Drivers are being encouraged to fill up their cars with petrol this weekend with prices at the pump set to increase after the cost of oil hit a two year high.
RAC figures indicate oil has reached $60 a barrel for the first time since July 2015, leading to concerns motorists will be hit hard when they go to fill up.
Car owners are now being warned to steel themselves for an increase in petrol prices from as early as next week with the 4p a litre hike in wholesale prices set to be passed on to consumers, the Mirror reports.
On average, drivers are paying 118.17p a litre for unleaded fuel while those driving diesel cars have already seen the cost jump from 120.21p a litre to 120.8p month-on-month.
But a barrel of oil has leapt 9% in a month from $55.98 to $60.98 meaning a squeeze on motorists’ budgets is “imminent” the RAC said.
The organisation’s fuel spokesman Simon Williams added: “It’s very worrying - we would expect a rise of a penny or so a litre. While it’s difficult to predict how much petrol will go up by, it will go up next week so filling up this weekend is not a bad idea.

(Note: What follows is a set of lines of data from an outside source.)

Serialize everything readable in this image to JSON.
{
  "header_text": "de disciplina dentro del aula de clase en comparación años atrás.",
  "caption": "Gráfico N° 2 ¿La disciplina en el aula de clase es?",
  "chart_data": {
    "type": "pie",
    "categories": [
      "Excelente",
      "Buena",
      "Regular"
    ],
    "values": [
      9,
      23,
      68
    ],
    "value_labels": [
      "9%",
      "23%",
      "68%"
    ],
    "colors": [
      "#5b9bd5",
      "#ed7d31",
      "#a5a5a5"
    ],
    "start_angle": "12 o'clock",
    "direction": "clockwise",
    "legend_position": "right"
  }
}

“At the start of October there was a 6p saving in the wholesale price of unleaded which retailers eventually passed on to motorists in pump price reductions. This month, however, the situation is reversed and the petrol wholesale price has gone up.
“Inevitably, this increase will be passed on to motorists on the forecourt far more quickly than the cuts were made last month, but that is unfortunately the nature of ‘big’ fuel retailing - pass on wholesale rises quickly and cling on to savings for as long as possible.
But with Chancellor Philip Hammond’s Autumn Budget less than three weeks away, the RAC is urging him to freeze fuel duty rather than pile on the misery for motorists.
Mr Williams said: “Eyes will switch to the Chancellor who delivers his Budget this month, and with higher wholesale costs filtering down to the forecourts, the last thing they’ll want to see is an increase in fuel duty. We urge the Chancellor to resist this and leave the rate unchanged.”